|Database Organization for Speed|
50,000 rows with 200 columns vs 200,000 rows with 50 columns
| 4:03 am on Sep 2, 2011 (gmt 0)|
I'm not much of a SQL guy, so I thought I'd ask you guys here.
I've got a huge database I've been handed which has 50,000 rows with 200 columns. Interestingly after the first couple of columns each one is 4 sequential repeats of each other, for example:
ProductID/Brand/Type/ followed by SmlHeight/SmlWidth/SmlWeight/MedHeight/MedWidth/MedWeight/LrgHeight/LrgWidth/LrgWeight/etc
Imagine that, but in 4 groups of 50 totaling 200. They're all just Height/Width/Weight broken down into 4 versions of each other.
Running speed queries with my 200 column table it doesn't seem to matter if there's 50,000 rows or 5,000 rows, they all seem to be about the same speed. However, if I reduce the columns from 200 to say 50 then the query speed is significantly sped up.
So, is there any reason it's a bad idea to just chop those up into 4 slightly repeating rows? I.E.
Even though probably 10 columns (ProductID/Brand/Type/etc) would all be exact duplicates, the rest are unique unto that row.

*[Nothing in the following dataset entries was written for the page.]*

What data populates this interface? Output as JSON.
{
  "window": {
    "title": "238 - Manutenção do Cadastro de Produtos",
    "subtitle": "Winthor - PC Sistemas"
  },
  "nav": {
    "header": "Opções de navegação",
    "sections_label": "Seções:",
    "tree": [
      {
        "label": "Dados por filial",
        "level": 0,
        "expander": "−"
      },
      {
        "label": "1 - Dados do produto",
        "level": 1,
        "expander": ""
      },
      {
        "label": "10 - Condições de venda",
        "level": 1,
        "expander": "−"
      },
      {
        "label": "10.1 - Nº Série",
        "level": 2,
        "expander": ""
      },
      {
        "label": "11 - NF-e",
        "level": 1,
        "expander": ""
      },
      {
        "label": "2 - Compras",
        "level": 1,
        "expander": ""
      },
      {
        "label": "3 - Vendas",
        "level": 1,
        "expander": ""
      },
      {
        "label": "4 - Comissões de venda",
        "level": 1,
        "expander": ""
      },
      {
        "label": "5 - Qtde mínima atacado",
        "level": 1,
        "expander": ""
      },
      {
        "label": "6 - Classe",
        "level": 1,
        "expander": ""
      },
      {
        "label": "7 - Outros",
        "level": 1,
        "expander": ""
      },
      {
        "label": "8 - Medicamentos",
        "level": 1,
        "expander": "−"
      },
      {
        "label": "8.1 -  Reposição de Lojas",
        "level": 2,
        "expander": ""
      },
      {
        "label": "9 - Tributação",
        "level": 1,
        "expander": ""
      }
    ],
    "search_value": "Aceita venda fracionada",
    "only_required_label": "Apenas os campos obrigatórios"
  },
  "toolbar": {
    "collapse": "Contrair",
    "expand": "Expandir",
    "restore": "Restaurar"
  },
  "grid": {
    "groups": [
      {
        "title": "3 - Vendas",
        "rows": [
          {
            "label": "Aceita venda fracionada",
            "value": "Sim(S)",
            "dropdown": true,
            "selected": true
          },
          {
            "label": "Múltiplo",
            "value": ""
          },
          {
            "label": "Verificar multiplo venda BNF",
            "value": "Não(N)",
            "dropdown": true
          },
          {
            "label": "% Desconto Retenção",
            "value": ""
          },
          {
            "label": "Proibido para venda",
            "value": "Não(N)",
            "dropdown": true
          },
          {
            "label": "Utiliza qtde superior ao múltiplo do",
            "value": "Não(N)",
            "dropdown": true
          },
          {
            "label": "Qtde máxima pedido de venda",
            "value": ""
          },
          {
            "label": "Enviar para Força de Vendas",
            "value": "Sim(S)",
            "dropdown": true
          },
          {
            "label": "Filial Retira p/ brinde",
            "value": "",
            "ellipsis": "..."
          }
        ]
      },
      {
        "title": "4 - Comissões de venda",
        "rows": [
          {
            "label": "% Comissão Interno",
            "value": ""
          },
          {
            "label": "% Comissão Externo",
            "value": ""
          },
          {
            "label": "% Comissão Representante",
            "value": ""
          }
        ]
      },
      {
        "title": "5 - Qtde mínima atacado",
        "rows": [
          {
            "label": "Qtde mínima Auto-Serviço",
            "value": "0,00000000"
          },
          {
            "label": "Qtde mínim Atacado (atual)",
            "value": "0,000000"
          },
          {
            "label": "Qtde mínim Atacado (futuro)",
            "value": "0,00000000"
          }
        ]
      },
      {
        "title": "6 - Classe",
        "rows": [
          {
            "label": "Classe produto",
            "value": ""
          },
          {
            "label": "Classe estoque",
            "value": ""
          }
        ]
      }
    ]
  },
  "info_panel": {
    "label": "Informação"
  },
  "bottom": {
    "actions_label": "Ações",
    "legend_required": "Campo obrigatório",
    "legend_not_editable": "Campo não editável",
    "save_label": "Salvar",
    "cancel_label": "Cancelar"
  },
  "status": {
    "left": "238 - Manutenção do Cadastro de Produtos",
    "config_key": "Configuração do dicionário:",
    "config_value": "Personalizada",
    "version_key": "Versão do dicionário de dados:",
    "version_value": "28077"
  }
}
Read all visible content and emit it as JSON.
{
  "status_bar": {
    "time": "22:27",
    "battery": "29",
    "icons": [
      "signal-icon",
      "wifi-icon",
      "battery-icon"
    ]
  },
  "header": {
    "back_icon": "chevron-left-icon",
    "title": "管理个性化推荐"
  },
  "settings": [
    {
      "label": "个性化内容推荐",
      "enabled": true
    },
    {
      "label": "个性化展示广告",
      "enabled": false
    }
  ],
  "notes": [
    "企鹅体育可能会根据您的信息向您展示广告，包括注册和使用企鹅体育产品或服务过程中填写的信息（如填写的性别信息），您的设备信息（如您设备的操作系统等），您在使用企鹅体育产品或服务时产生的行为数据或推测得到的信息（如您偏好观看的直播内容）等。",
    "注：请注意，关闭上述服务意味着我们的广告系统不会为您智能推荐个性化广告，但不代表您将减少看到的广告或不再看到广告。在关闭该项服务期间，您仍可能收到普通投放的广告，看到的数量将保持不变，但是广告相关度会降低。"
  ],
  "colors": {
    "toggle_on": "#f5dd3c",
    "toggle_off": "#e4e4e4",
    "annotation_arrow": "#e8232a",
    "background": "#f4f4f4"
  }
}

I guess my question really breaks down into this; which of these is the best option?
A) 50,000 rows with 200 columns
B) 200,000 rows with 50 slightly repeating columns
C) 4 separate tables with 50,000 rows and 50 columns
Simply chopping up this database into parts is probably pretty easy, anything more than that is certainly beyond my skill. This isn't a large company or a huge website with millions of visitors, so I really just need whatever is the smart and quick choice.

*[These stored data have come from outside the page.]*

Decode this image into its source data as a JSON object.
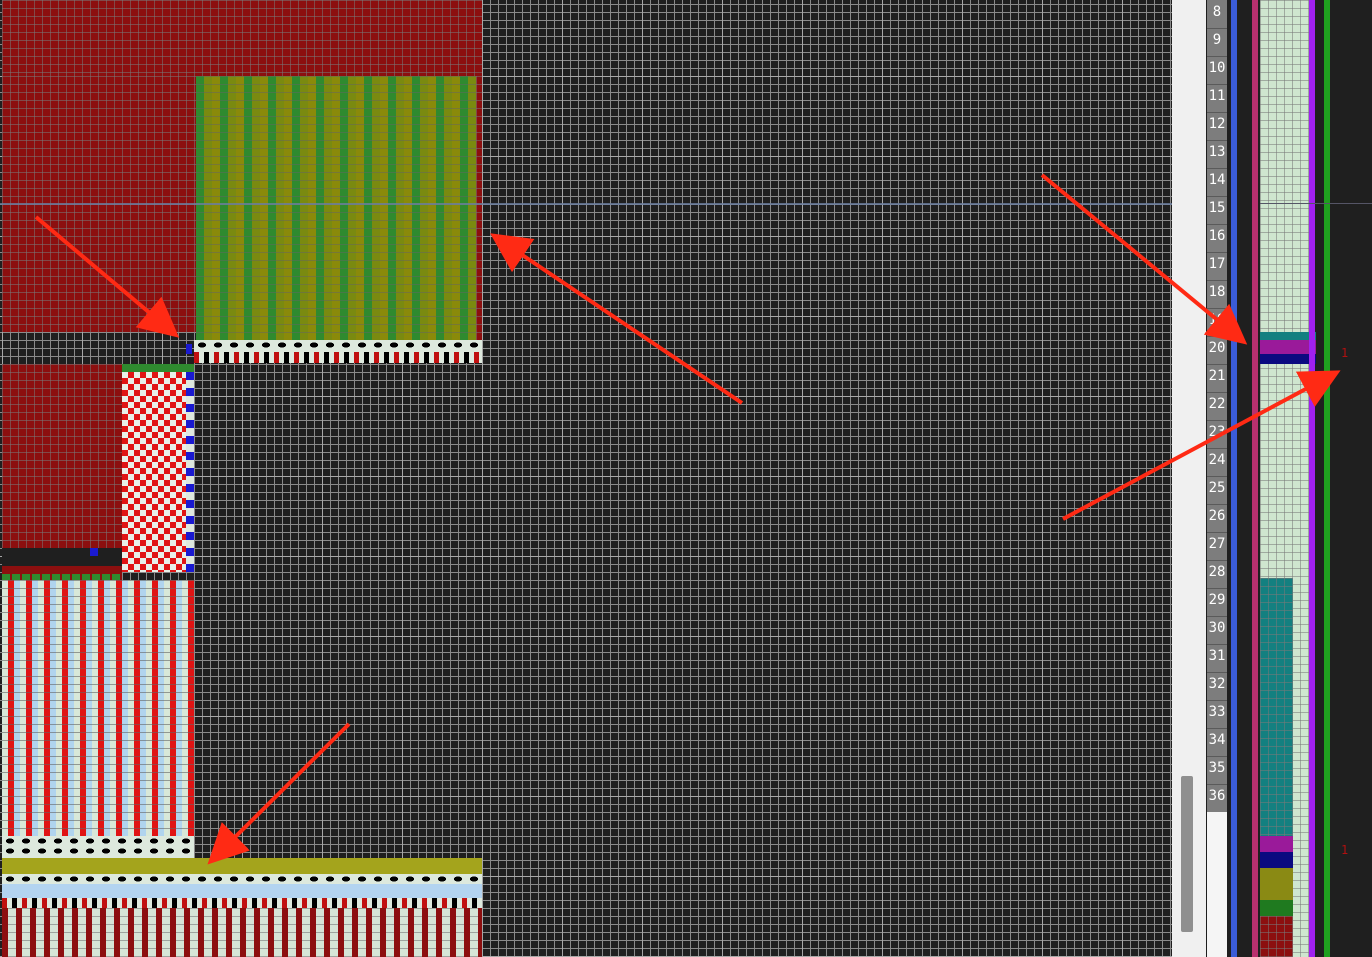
{
  "row_numbers": [
    "8",
    "9",
    "10",
    "11",
    "12",
    "13",
    "14",
    "15",
    "16",
    "17",
    "18",
    "19",
    "20",
    "21",
    "22",
    "23",
    "24",
    "25",
    "26",
    "27",
    "28",
    "29",
    "30",
    "31",
    "32",
    "33",
    "34",
    "35",
    "36"
  ],
  "colors": {
    "arrow": "#ff2a14",
    "dark_red": "#8c0f0f",
    "green": "#2f8a2f",
    "teal": "#138080",
    "magenta": "#9a1a9a",
    "navy": "#0a0a80",
    "olive": "#8a8a14",
    "light_blue": "#b3d4f0",
    "mint": "#cfe6cf"
  },
  "markers": [
    "1",
    "1"
  ]
}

Any help would be appreciated. Thanks!
| 5:19 am on Sep 7, 2011 (gmt 0)|
Firstly, you should not have problems with a 50,000 row database unless you have VERY high performance requirements. Is there really a problem?

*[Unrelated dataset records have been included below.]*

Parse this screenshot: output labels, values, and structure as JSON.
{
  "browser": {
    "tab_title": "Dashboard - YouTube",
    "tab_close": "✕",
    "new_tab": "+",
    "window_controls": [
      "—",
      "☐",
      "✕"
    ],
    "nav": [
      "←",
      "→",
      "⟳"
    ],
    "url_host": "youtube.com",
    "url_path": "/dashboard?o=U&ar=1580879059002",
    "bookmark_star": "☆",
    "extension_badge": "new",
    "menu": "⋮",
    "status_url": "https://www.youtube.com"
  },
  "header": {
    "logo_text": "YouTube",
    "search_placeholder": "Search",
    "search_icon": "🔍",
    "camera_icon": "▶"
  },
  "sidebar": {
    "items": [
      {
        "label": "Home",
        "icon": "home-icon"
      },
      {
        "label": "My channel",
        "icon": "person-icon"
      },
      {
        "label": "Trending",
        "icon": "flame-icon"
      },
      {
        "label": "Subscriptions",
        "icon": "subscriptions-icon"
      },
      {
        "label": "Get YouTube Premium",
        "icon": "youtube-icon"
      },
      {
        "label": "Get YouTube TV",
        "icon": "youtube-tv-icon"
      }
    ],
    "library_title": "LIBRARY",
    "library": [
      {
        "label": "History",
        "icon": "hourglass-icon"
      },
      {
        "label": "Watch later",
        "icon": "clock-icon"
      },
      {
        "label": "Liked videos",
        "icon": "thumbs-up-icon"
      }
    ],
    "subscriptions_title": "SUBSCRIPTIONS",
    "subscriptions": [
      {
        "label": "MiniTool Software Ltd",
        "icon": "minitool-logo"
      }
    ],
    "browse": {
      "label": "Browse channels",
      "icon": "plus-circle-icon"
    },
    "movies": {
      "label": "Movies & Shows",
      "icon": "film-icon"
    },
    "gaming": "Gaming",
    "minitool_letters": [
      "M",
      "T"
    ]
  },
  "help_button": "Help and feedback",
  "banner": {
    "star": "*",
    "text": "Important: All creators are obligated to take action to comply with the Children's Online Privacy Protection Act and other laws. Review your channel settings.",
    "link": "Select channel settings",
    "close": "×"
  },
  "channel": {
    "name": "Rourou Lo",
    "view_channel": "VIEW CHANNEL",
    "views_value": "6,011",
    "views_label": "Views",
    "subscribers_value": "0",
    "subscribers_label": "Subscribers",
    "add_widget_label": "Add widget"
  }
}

You also need to be careful not to lose important functionality. The current database probably has a unique index on the product ID column to prevent duplicates, you meed a size type field and a unique index on both columns. If all the dimensions are required for each product then that will be harder to enforce.
Duplicating information is bad design, and should only be done when necessary ("denormalisation").
What you could try is five tables (a product table and four dimensions table, each with a foreign key on product) or two tables (product table and dimensions, each row has a foreign key on product and a dimension type of small/large/etc.), or two tables with a single product row in each.
The best option will depend on:
1) What RDBMS you use: for example MySQL with MyIASM tables does not enforce foreign keys
2) Whether the database is read heavy or has a lot of writes: adding indexes make reading faster and writing slower.
3) Whether you need to be able to query by all rows, or whether some are just looked up as necessary.
| 8:39 am on Sep 7, 2011 (gmt 0)|
Typo: 3) should say "query by all columns", not rows.
| 2:44 am on Sep 8, 2011 (gmt 0)|
This is good advice, I wasn't even thinking about the unique index problem of duplicating. Apologies for being such a noob when it comes to this stuff :) Thanks so much!
| 6:47 am on Sep 8, 2011 (gmt 0)|
Glad to help. Are you going to keep the database as it is, or are you changing it?
| 4:19 pm on Sep 8, 2011 (gmt 0)|
I've decided to split it into multiple tables. I figure the default page items (the first 50 columns in this scenario) are going to be 95% of the queries with the other 5% being the remaining 150 columns as people click through various options. So it seems to make the most sense to move those other columns out of there and just make them accessible when needed, linking them by the one key. I thought that would make generating the queries harder, but I've been looking into it and it seems it's really not that difficult at all :) Thanks again for your help!